Up to our knowledge there are no recent papers comparing bar retained mandibular implant over denture with locator regarding patient satisfaction. Therefore, the results of previous studies comparing splinted and un splinted attachments can be considered to explain this result.
It is obvious within the literature that the use of implants to retain prosthesis in contrast to a conventional prosthesis has been shown to progress patient satisfaction and oral health-related quality of life outcome measures [33].
A previous studyconcluded that most of the patients expressed the same level of satisfaction for oral function restoration [34]. Regarding general patient satisfaction, no significant differences detected between splinted and unsplinted implants [35].
Another study showed that the retention and stability improved compared to a complete denture that the patients used before, they felt a somewhat higher satisfaction with an implant overdenture [36]
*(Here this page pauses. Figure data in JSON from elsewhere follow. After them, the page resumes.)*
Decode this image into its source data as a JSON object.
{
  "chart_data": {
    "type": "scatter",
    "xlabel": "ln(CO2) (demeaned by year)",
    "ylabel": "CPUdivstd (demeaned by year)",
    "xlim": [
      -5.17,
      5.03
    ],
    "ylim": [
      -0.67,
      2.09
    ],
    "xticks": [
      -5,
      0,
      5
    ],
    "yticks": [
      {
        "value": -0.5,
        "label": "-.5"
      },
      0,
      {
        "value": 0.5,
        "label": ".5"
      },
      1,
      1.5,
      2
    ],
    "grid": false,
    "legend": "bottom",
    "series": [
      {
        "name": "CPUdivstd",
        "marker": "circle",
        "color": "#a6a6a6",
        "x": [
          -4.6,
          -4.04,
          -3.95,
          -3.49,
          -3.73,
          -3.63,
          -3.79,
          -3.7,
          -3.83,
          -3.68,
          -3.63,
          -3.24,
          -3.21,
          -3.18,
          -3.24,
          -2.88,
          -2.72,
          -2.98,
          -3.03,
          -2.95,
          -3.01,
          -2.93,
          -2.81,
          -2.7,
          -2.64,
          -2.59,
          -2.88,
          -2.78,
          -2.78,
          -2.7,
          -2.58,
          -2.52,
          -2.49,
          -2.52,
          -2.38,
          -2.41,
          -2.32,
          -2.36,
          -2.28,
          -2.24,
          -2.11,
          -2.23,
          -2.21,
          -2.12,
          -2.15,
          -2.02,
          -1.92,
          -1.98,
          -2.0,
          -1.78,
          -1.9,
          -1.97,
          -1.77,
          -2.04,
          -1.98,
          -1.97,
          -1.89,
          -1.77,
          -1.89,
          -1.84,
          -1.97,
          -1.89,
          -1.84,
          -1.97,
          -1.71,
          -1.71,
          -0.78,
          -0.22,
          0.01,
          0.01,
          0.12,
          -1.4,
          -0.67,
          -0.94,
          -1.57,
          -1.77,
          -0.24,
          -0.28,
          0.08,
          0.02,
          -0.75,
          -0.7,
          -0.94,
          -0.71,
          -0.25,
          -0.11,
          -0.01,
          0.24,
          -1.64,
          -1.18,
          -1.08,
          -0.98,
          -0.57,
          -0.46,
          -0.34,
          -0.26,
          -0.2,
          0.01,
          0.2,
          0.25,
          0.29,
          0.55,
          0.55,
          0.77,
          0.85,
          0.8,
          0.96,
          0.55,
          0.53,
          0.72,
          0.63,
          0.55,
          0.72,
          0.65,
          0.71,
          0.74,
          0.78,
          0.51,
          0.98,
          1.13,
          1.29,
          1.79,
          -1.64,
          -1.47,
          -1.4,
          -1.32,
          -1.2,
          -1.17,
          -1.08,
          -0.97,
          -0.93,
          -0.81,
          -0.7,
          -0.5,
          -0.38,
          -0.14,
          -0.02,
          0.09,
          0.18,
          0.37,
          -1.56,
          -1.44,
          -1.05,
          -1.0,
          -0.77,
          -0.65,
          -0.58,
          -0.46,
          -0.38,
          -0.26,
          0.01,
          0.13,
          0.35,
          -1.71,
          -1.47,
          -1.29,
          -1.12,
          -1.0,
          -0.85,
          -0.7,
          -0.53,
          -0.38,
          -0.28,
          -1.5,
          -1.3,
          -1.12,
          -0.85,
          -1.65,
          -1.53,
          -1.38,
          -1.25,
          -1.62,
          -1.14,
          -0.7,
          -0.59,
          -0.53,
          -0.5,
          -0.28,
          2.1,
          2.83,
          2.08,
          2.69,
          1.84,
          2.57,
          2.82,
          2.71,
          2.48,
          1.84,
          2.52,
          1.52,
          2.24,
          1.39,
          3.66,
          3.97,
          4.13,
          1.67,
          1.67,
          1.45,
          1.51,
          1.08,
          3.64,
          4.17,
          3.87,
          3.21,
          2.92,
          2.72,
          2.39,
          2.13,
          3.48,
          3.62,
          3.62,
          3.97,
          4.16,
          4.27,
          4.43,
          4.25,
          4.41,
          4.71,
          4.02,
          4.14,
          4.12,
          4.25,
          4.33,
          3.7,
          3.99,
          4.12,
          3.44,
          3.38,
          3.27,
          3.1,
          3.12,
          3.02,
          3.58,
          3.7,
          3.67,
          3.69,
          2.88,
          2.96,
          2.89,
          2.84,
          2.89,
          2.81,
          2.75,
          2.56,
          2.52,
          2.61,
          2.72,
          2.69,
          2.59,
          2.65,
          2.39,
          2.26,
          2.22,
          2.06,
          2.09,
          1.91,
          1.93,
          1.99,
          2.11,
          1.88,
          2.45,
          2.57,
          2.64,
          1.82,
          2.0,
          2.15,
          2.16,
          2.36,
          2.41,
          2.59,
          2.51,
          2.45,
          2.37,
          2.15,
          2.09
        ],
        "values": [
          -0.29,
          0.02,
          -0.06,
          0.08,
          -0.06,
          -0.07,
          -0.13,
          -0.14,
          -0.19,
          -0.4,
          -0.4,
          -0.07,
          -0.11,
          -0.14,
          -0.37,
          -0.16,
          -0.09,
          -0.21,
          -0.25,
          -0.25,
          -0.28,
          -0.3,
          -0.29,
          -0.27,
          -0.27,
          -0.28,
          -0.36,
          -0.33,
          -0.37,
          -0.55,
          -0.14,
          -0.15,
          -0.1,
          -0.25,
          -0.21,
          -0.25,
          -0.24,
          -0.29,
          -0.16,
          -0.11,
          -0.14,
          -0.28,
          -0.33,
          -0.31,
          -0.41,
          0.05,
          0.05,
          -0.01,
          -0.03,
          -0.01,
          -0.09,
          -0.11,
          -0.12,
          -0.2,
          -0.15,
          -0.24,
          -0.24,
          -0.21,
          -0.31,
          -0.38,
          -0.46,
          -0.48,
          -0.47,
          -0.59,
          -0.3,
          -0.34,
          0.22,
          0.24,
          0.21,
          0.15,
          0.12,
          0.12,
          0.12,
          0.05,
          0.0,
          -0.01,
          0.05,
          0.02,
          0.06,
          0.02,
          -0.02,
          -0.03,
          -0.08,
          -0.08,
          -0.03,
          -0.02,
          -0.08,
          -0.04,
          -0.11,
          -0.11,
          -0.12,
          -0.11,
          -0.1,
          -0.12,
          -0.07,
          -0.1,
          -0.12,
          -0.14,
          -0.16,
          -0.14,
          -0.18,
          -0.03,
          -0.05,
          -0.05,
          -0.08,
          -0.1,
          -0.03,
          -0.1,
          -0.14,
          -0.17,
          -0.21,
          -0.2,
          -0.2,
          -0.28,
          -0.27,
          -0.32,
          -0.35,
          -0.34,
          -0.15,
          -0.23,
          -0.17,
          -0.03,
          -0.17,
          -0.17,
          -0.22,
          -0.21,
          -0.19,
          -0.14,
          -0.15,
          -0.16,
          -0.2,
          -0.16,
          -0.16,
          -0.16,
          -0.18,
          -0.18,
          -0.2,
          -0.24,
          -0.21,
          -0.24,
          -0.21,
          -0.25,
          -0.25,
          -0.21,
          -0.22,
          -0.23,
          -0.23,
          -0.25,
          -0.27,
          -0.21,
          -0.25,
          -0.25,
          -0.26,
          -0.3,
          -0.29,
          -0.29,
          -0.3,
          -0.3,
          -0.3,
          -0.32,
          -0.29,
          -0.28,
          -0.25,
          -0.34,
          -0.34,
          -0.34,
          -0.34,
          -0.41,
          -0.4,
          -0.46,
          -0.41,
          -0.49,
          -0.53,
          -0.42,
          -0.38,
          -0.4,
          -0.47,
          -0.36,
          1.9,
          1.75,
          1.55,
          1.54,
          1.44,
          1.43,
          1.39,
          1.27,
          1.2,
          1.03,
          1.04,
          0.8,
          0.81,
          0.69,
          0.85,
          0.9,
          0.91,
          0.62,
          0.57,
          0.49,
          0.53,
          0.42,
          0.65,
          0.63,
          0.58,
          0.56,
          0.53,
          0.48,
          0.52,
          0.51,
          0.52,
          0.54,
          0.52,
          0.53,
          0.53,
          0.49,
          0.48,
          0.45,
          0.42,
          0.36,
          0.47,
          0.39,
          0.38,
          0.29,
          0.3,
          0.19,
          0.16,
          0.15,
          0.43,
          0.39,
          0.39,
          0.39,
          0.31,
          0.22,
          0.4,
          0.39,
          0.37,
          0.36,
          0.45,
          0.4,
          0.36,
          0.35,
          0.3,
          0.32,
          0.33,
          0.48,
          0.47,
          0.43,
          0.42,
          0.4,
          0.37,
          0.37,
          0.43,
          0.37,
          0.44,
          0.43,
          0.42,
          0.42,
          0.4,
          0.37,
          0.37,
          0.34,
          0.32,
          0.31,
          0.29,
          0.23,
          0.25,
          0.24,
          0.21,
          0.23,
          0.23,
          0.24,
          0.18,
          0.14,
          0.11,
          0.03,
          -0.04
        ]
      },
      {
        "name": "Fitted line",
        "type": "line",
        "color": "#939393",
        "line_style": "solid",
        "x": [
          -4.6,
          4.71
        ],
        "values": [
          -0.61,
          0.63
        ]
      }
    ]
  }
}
A study comparing ball-socket- and bar-clip-retained two-implant mandibular overdentures observed that there was no difference in satisfaction between the studied groups [37]. In addition, another study found out that there were no differences between ball and locator attachment for any items of satisfaction assessed and neither attachment had a significant patient preference [38]. The current literature would propose that there is no strong evidence for the superiority of one system over the others regarding patient satisfaction [39].
It is concluded that there was no significant difference between bar and locator attachments regarding implant survival, prosthetic complications and patient satisfaction. However, the locator group needed more services and showed less patient satisfaction but this was below the level of significance. Further randomized clinical trials are needed to confirm our results.